The Great AI Backlash Has Claimed a New Victim—and You’ve Probably Never Heard of It
The Great AI Backlash Has Claimed a New Victim—and You’ve Probably Never Heard of It
Although he was anointed the ur-tech bro of the week, Smith doesn’t have much VC slickness. He’s a walking Portlandia stereotype, with piercings and bird tattoos and stubble; he talks effusively about the art of storytelling, like he’s auditioning for the role of a superfan of The Moth. A self-described theater kid, Smith dabbled in playwriting before getting his first tech gig at a computational linguistics company.
The idea for Prosecraft, he says, came from his habit of counting the words in books he admired while he was working on a memoir about surviving the 2012 Costa Concordia shipwreck. (“Eat Pray Love is 110,000 words,” he says.) He thought other authors might find this type of analysis helpful, and he developed some algorithms using his computational linguistics training. He created a submissions process so writers could add their own work to his database; he hoped it would someday make up the bulk of his library. (All in all, around a hundred authors submitted to Prosecraft over the years.) It did not occur to Smith that Prosecraft would end up enraging many of the very people he wanted to impress.
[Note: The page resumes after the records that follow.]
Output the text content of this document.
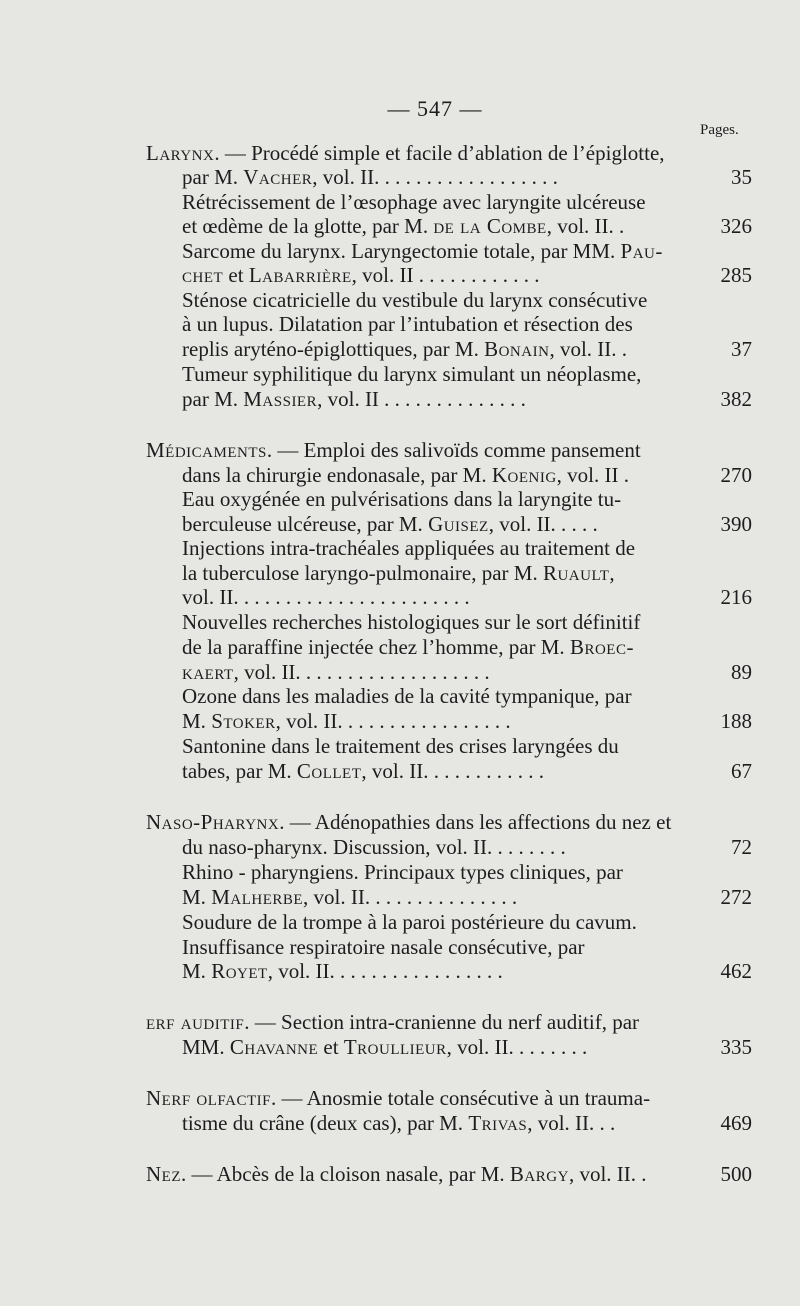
— 547 —
Pages.
Larynx. — Procédé simple et facile d’ablation de l’épiglotte,
par M. Vacher, vol. II. . . . . . . . . . . . . . . . . .	35
Rétrécissement de l’œsophage avec laryngite ulcéreuse
et œdème de la glotte, par M. de la Combe, vol. II. .	326
Sarcome du larynx. Laryngectomie totale, par MM. Pau-
chet et Labarrière, vol. II . . . . . . . . . . . .	285
Sténose cicatricielle du vestibule du larynx consécutive
à un lupus. Dilatation par l’intubation et résection des
replis aryténo-épiglottiques, par M. Bonain, vol. II. .	37
Tumeur syphilitique du larynx simulant un néoplasme,
par M. Massier, vol. II . . . . . . . . . . . . . .	382
Médicaments. — Emploi des salivoïds comme pansement
dans la chirurgie endonasale, par M. Koenig, vol. II .	270
Eau oxygénée en pulvérisations dans la laryngite tu-
berculeuse ulcéreuse, par M. Guisez, vol. II. . . . .	390
Injections intra-trachéales appliquées au traitement de
la tuberculose laryngo-pulmonaire, par M. Ruault,
vol. II. . . . . . . . . . . . . . . . . . . . . . .	216
Nouvelles recherches histologiques sur le sort définitif
de la paraffine injectée chez l’homme, par M. Broec-
kaert, vol. II. . . . . . . . . . . . . . . . . . .	89
Ozone dans les maladies de la cavité tympanique, par
M. Stoker, vol. II. . . . . . . . . . . . . . . . .	188
Santonine dans le traitement des crises laryngées du
tabes, par M. Collet, vol. II. . . . . . . . . . . .	67
Naso-Pharynx. — Adénopathies dans les affections du nez et
du naso-pharynx. Discussion, vol. II. . . . . . . .	72
Rhino - pharyngiens. Principaux types cliniques, par
M. Malherbe, vol. II. . . . . . . . . . . . . . .	272
Soudure de la trompe à la paroi postérieure du cavum.
Insuffisance respiratoire nasale consécutive, par
M. Royet, vol. II. . . . . . . . . . . . . . . . .	462
erf auditif. — Section intra-cranienne du nerf auditif, par
MM. Chavanne et Troullieur, vol. II. . . . . . . .	335
Nerf olfactif. — Anosmie totale consécutive à un trauma-
tisme du crâne (deux cas), par M. Trivas, vol. II. . .	469
Nez. — Abcès de la cloison nasale, par M. Bargy, vol. II. .	500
Prosecraft did not train off any large language models. It was not a generative AI product at all, but something much simpler. More than anything else, it resembled the kind of tool an especially devoted and slightly corny computational linguistics graduate student might whip up as an A+ final project. But it appears to share something crucial with most of the AI projects making headlines these days: It trained on a massive set of data scraped from the internet without regard to possible copyright infringement issues.
Smith saw this as a grimy means to a justifiable end. He doesn’t defend his behavior now—“I understand why everyone is upset”—but wants to explain how he defended it to himself at the time. “What I believed would happen in the long run is that, if I could show people this thing, that people would say, ‘Wow, that's so cool and it's never been done before. And it's so fun and useful and interesting.’ And then people would submit their manuscripts willfully and generously, and publishers would want to have their books on Prosecraft,” he says. “But there was no way to convey what this thing could be without building it first. So I went about getting the data the only way that I knew how—which was, it's all there on the internet.”
Smith didn’t buy the books he analyzed. He got most of them from book-pirating websites. It’s something he alluded to in the apology note he posted when he took Prosecraft down, and it’s something he’ll admit if you ask, although he seems bewildered about how mad people are about it. (“Would people be less angry with me if I bought a copy of each of these books?” Smith wonders out loud as we talk over Zoom. “Yes,” I say.) The practice of using shadow libraries to conduct scholarly work has been debated for years, with projects like Sci-Hub and Libgen disseminating academic papers and books to the applause of many researchers who believe, as the old adage goes, that information wants to be free.